Le ministère de la Culture et des Communications a entamé mardi le mouvement visant à acquérir la maison de New Carlisle dans laquelle René-Lévesque a été élevé. 

Expropriation imminente de la maison de René-Lévesque

Selon ce qu'a appris Le Soleil, le ministre de la Culture et des Communications Luc Fortin annoncera mercredi que son gouvernement a entamé le processus d'expropriation de la maison René-Lévesque, c'est-à-dire la résidence de New Carlisle dans laquelle l'ancien premier ministre du Québec a été élevé.
L'action du ministère est justifiée par le piètre état de la demeure. La maison du 16, Mount Sorel est classée monument historique depuis le 24 juin 1995. Déjà à l'époque, elle était au coeur de discussions entre son propriétaire, Denis Cloutier, et le ministère de la Culture, afin que des travaux de réfection soient entrepris. Des travaux mineurs ont été entamés au fil des ans, sans plus.
Dans une lettre, le 4 août, le ministre Fortin avait enjoint Denis Cloutier à collaborer, lui rappelant que ses obligations, considérant la protection légale accordé à la maison René-Lévesque, revenaient à la conserver en bon état. Des subventions étaient disponibles dans ce cas.

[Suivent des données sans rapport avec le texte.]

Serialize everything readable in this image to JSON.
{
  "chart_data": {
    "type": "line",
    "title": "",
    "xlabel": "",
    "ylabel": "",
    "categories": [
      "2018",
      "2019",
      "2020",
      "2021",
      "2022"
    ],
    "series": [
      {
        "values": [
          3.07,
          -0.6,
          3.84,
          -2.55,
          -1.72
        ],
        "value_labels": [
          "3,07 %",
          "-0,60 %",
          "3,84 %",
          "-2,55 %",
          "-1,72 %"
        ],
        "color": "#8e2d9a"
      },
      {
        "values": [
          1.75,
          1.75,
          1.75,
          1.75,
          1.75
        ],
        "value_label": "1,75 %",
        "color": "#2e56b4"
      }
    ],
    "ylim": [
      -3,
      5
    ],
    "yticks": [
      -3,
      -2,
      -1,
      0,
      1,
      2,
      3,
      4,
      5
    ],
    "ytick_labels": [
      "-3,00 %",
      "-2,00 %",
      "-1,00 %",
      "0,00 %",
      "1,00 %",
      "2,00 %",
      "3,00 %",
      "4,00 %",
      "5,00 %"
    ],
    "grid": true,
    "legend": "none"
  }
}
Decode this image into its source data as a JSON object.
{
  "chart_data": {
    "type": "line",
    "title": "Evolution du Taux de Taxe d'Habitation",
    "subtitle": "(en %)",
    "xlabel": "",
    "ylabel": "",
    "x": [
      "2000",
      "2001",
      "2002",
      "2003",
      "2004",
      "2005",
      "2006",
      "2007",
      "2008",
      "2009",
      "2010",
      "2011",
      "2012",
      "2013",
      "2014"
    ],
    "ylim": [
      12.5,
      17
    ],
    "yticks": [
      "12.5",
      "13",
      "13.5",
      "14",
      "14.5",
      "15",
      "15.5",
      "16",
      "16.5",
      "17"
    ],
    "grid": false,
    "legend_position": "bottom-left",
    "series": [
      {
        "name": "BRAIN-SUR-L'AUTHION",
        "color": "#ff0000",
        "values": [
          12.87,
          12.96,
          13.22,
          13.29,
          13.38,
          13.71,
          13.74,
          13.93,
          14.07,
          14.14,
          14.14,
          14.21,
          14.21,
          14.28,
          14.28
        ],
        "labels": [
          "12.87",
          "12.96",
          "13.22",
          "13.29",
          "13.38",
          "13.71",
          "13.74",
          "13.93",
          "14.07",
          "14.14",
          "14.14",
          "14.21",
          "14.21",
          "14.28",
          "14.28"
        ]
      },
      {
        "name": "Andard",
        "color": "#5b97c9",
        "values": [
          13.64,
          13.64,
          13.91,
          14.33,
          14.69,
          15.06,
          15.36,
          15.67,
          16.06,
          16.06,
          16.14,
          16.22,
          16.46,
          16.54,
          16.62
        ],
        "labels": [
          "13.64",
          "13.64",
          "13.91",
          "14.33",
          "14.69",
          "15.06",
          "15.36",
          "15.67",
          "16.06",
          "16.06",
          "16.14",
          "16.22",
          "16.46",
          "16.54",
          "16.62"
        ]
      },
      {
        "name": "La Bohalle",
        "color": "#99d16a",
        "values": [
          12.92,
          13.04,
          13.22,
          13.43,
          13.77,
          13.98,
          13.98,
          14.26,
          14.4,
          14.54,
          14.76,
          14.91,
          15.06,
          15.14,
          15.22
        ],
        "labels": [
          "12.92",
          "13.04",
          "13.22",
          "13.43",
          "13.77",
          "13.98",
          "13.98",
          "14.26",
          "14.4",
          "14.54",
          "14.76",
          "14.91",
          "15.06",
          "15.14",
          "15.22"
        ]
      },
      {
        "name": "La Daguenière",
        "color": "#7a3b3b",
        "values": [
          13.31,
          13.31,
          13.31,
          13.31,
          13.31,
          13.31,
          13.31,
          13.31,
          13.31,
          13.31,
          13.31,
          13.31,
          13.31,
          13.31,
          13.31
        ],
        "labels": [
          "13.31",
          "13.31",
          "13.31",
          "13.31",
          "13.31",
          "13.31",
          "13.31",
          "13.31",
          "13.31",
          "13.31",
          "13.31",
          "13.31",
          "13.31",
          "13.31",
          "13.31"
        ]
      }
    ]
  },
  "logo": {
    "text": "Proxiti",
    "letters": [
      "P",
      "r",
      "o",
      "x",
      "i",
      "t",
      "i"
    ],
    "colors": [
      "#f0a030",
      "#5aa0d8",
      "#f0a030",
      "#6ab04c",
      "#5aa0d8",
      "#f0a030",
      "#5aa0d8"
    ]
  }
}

Il donnait au propriétaire jusqu'au 19 septembre pour faire connaître ses intentions quant au sort réservé à la maison. M. Cloutier n'a pas répondu. Le ministre avait indiqué le 4 août qu'il n'hésiterait pas à utiliser les pouvoirs d'expropriation dévolus en vertu de la «loi sur le patrimoine culturel».

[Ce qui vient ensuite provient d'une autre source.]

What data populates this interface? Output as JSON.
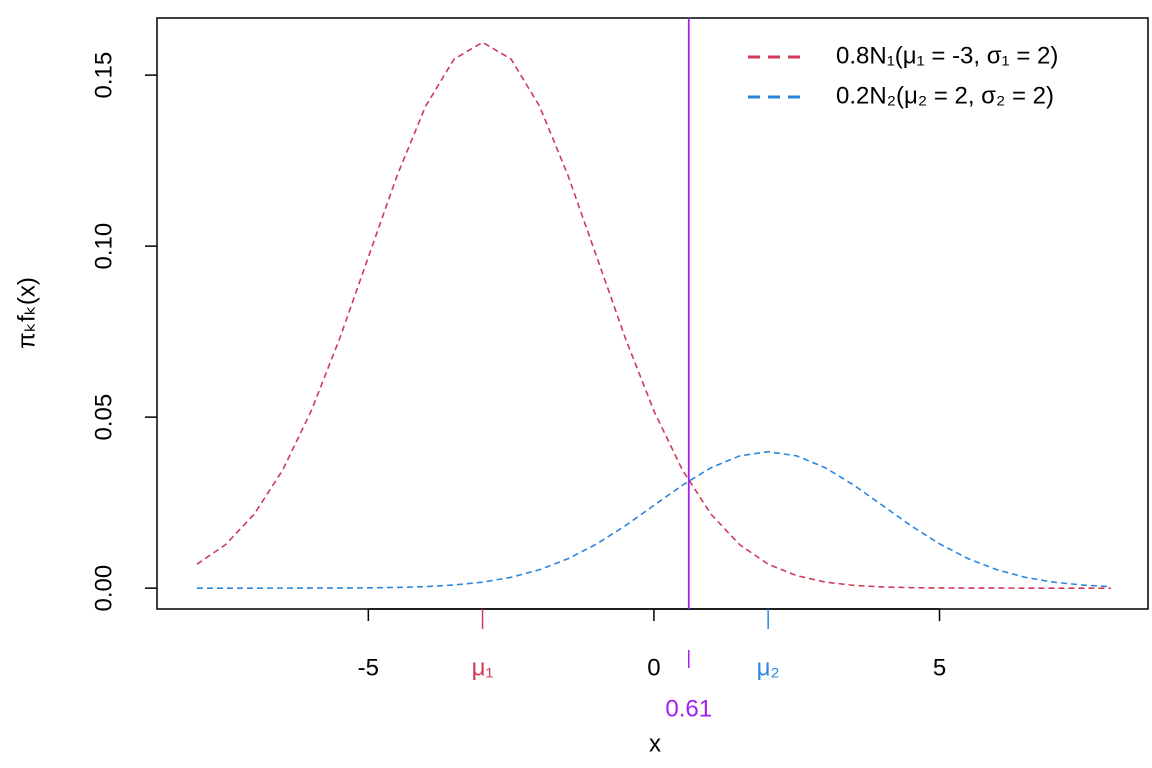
{
  "chart_data": {
    "type": "line",
    "x_label": "x",
    "y_label": "πₖfₖ(x)",
    "x": [
      -8,
      -7.5,
      -7,
      -6.5,
      -6,
      -5.5,
      -5,
      -4.5,
      -4,
      -3.5,
      -3,
      -2.5,
      -2,
      -1.5,
      -1,
      -0.5,
      0,
      0.5,
      1,
      1.5,
      2,
      2.5,
      3,
      3.5,
      4,
      4.5,
      5,
      5.5,
      6,
      6.5,
      7,
      7.5,
      8
    ],
    "series": [
      {
        "name": "0.8N₁(μ₁ = -3, σ₁ = 2)",
        "color": "#d03a5a",
        "values": [
          0.00701,
          0.0127,
          0.0216,
          0.03451,
          0.05181,
          0.07306,
          0.09679,
          0.12046,
          0.14083,
          0.15467,
          0.15958,
          0.15467,
          0.14083,
          0.12046,
          0.09679,
          0.07306,
          0.05181,
          0.03451,
          0.0216,
          0.0127,
          0.00701,
          0.00364,
          0.00177,
          0.00081,
          0.00035,
          0.00014,
          5e-05,
          2e-05,
          1e-05,
          0,
          0,
          0,
          0
        ]
      },
      {
        "name": "0.2N₂(μ₂ = 2, σ₂ = 2)",
        "color": "#2a86de",
        "values": [
          0,
          0,
          0,
          5e-06,
          1.3e-05,
          3.5e-05,
          8.7e-05,
          0.0002,
          0.00044,
          0.00091,
          0.00175,
          0.00317,
          0.0054,
          0.00863,
          0.01295,
          0.01826,
          0.0242,
          0.03011,
          0.03521,
          0.03867,
          0.03989,
          0.03867,
          0.03521,
          0.03011,
          0.0242,
          0.01826,
          0.01295,
          0.00863,
          0.0054,
          0.00317,
          0.00175,
          0.00091,
          0.00044
        ]
      }
    ],
    "xlim": [
      -8.7,
      8.65
    ],
    "ylim": [
      -0.0061,
      0.1667
    ],
    "xticks": [
      -5,
      0,
      5
    ],
    "yticks": [
      {
        "value": 0,
        "label": "0.00"
      },
      {
        "value": 0.05,
        "label": "0.05"
      },
      {
        "value": 0.1,
        "label": "0.10"
      },
      {
        "value": 0.15,
        "label": "0.15"
      }
    ],
    "mean_ticks": [
      {
        "value": -3,
        "label": "μ₁",
        "color": "#d03a5a"
      },
      {
        "value": 2,
        "label": "μ₂",
        "color": "#2a86de"
      }
    ],
    "threshold": {
      "value": 0.61,
      "color": "#a020f0"
    },
    "legend": "top-right"
  }
}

C'est la première fois depuis l'adoption de la loi en 2012 qu'un ministre se sert du pouvoir d'expropriation. 
«Les nombreuses tentatives d'une négociation directe avec le propriétaire n'ayant donné aucun résultat, il est grand temps de poser des gestes concrets pour assurer la préservation de la maison René-Lévesque. Le gouvernement reconnaît l'apport et l'héritage que René Lévesque a laissé au Québec. C'est pourquoi j'enclenche dès maintenant le processus d'expropriation tel que me le permet la loi», annoncera le ministre mercredi.
Sa priorité demeure une entente de gré à gré avec M. Cloutier sur un prix de vente. Le ministre pourrait même suspendre le processus d'achat s'il y a «engagement sérieux du propriétaire» à restaurer la maison. En cas d'expropriation et d'un prix contesté par Denis Cloutier, c'est le Tribunal administratif du Québec qui tranchera, un processus qui pourrait être long.

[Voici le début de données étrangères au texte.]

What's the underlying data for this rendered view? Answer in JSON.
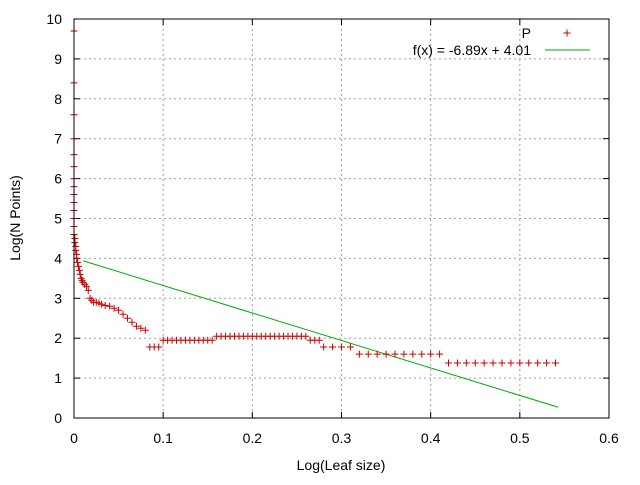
{
  "chart_data": {
    "type": "scatter",
    "xlabel": "Log(Leaf size)",
    "ylabel": "Log(N Points)",
    "xlim": [
      0,
      0.6
    ],
    "ylim": [
      0,
      10
    ],
    "x_ticks": [
      "0",
      "0.1",
      "0.2",
      "0.3",
      "0.4",
      "0.5",
      "0.6"
    ],
    "y_ticks": [
      "0",
      "1",
      "2",
      "3",
      "4",
      "5",
      "6",
      "7",
      "8",
      "9",
      "10"
    ],
    "grid": true,
    "legend_position": "top-right",
    "series": [
      {
        "name": "P",
        "kind": "points",
        "marker": "+",
        "color": "#cc0000",
        "x": [
          0,
          0,
          0,
          0,
          0,
          0,
          0,
          0,
          0,
          0,
          0,
          0,
          0,
          0,
          0.001,
          0.001,
          0.002,
          0.002,
          0.003,
          0.003,
          0.004,
          0.005,
          0.006,
          0.007,
          0.008,
          0.009,
          0.01,
          0.012,
          0.014,
          0.016,
          0.018,
          0.02,
          0.022,
          0.025,
          0.028,
          0.031,
          0.035,
          0.04,
          0.045,
          0.05,
          0.055,
          0.06,
          0.065,
          0.07,
          0.075,
          0.08,
          0.085,
          0.09,
          0.095,
          0.1,
          0.105,
          0.11,
          0.115,
          0.12,
          0.125,
          0.13,
          0.135,
          0.14,
          0.145,
          0.15,
          0.155,
          0.16,
          0.165,
          0.17,
          0.175,
          0.18,
          0.185,
          0.19,
          0.195,
          0.2,
          0.205,
          0.21,
          0.215,
          0.22,
          0.225,
          0.23,
          0.235,
          0.24,
          0.245,
          0.25,
          0.255,
          0.26,
          0.265,
          0.27,
          0.275,
          0.28,
          0.29,
          0.3,
          0.31,
          0.32,
          0.33,
          0.34,
          0.35,
          0.36,
          0.37,
          0.38,
          0.39,
          0.4,
          0.41,
          0.42,
          0.43,
          0.44,
          0.45,
          0.46,
          0.47,
          0.48,
          0.49,
          0.5,
          0.51,
          0.52,
          0.53,
          0.54
        ],
        "y": [
          9.7,
          8.4,
          7.6,
          7.0,
          6.6,
          6.3,
          6.0,
          5.8,
          5.6,
          5.4,
          5.2,
          5.0,
          4.8,
          4.6,
          4.5,
          4.4,
          4.3,
          4.2,
          4.1,
          4.0,
          3.9,
          3.8,
          3.7,
          3.6,
          3.5,
          3.45,
          3.4,
          3.35,
          3.3,
          3.2,
          3.0,
          2.95,
          2.9,
          2.9,
          2.88,
          2.85,
          2.82,
          2.8,
          2.75,
          2.7,
          2.6,
          2.5,
          2.4,
          2.3,
          2.25,
          2.2,
          1.78,
          1.78,
          1.78,
          1.95,
          1.95,
          1.95,
          1.95,
          1.95,
          1.95,
          1.95,
          1.95,
          1.95,
          1.95,
          1.95,
          1.95,
          2.05,
          2.05,
          2.05,
          2.05,
          2.05,
          2.05,
          2.05,
          2.05,
          2.05,
          2.05,
          2.05,
          2.05,
          2.05,
          2.05,
          2.05,
          2.05,
          2.05,
          2.05,
          2.05,
          2.05,
          2.05,
          1.95,
          1.95,
          1.95,
          1.78,
          1.78,
          1.78,
          1.78,
          1.6,
          1.6,
          1.6,
          1.6,
          1.6,
          1.6,
          1.6,
          1.6,
          1.6,
          1.6,
          1.38,
          1.38,
          1.38,
          1.38,
          1.38,
          1.38,
          1.38,
          1.38,
          1.38,
          1.38,
          1.38,
          1.38,
          1.38
        ]
      },
      {
        "name": "f(x) = -6.89x + 4.01",
        "kind": "line",
        "color": "#00aa00",
        "slope": -6.89,
        "intercept": 4.01,
        "x_range": [
          0.01,
          0.543
        ]
      }
    ]
  }
}
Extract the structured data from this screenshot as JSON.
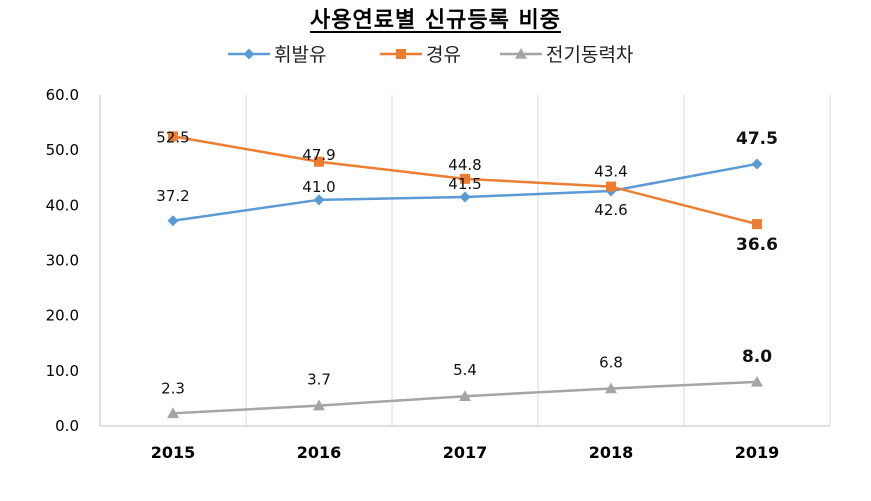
{
  "chart_data": {
    "type": "line",
    "title": "사용연료별 신규등록 비중",
    "categories": [
      "2015",
      "2016",
      "2017",
      "2018",
      "2019"
    ],
    "ylim": [
      0,
      60
    ],
    "yticks": [
      "0.0",
      "10.0",
      "20.0",
      "30.0",
      "40.0",
      "50.0",
      "60.0"
    ],
    "grid": "vertical",
    "legend_position": "top",
    "series": [
      {
        "name": "휘발유",
        "color": "#5B9BD5",
        "marker": "diamond",
        "values": [
          37.2,
          41.0,
          41.5,
          42.6,
          47.5
        ],
        "labels": [
          "37.2",
          "41.0",
          "41.5",
          "42.6",
          "47.5"
        ],
        "highlight_last": true
      },
      {
        "name": "경유",
        "color": "#ED7D31",
        "marker": "square",
        "values": [
          52.5,
          47.9,
          44.8,
          43.4,
          36.6
        ],
        "labels": [
          "52.5",
          "47.9",
          "44.8",
          "43.4",
          "36.6"
        ],
        "highlight_last": true
      },
      {
        "name": "전기동력차",
        "color": "#A5A5A5",
        "marker": "triangle",
        "values": [
          2.3,
          3.7,
          5.4,
          6.8,
          8.0
        ],
        "labels": [
          "2.3",
          "3.7",
          "5.4",
          "6.8",
          "8.0"
        ],
        "highlight_last": true
      }
    ],
    "highlight_color": "#FF0000"
  }
}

Le ministre devra préalablement obtenir un décret du gouvernement québécois pour enclencher l'expropriation, une condition facilitée par la reprise de la session parlementaire mardi.
Une maison en triste état
La maison est en triste état. Un pan entier de revêtement extérieur est enlevé depuis des années, du côté ouest. Une grande toile bleue cache l'intérieur de la véranda, aussi depuis des années. Certaines pièces de la gouttière semblent tenir par habitude. L'intérieur a l'air inhabitable. Le gazon est tondu, seul signe de présence récente.
René Lévesque a habité cette maison de l'année de sa naissance, en1922, jusqu'en 1939. La bibliothèque de son père Dominique, avocat, est longtemps restée dans la maison. On ne sait trop ce qu'il en reste.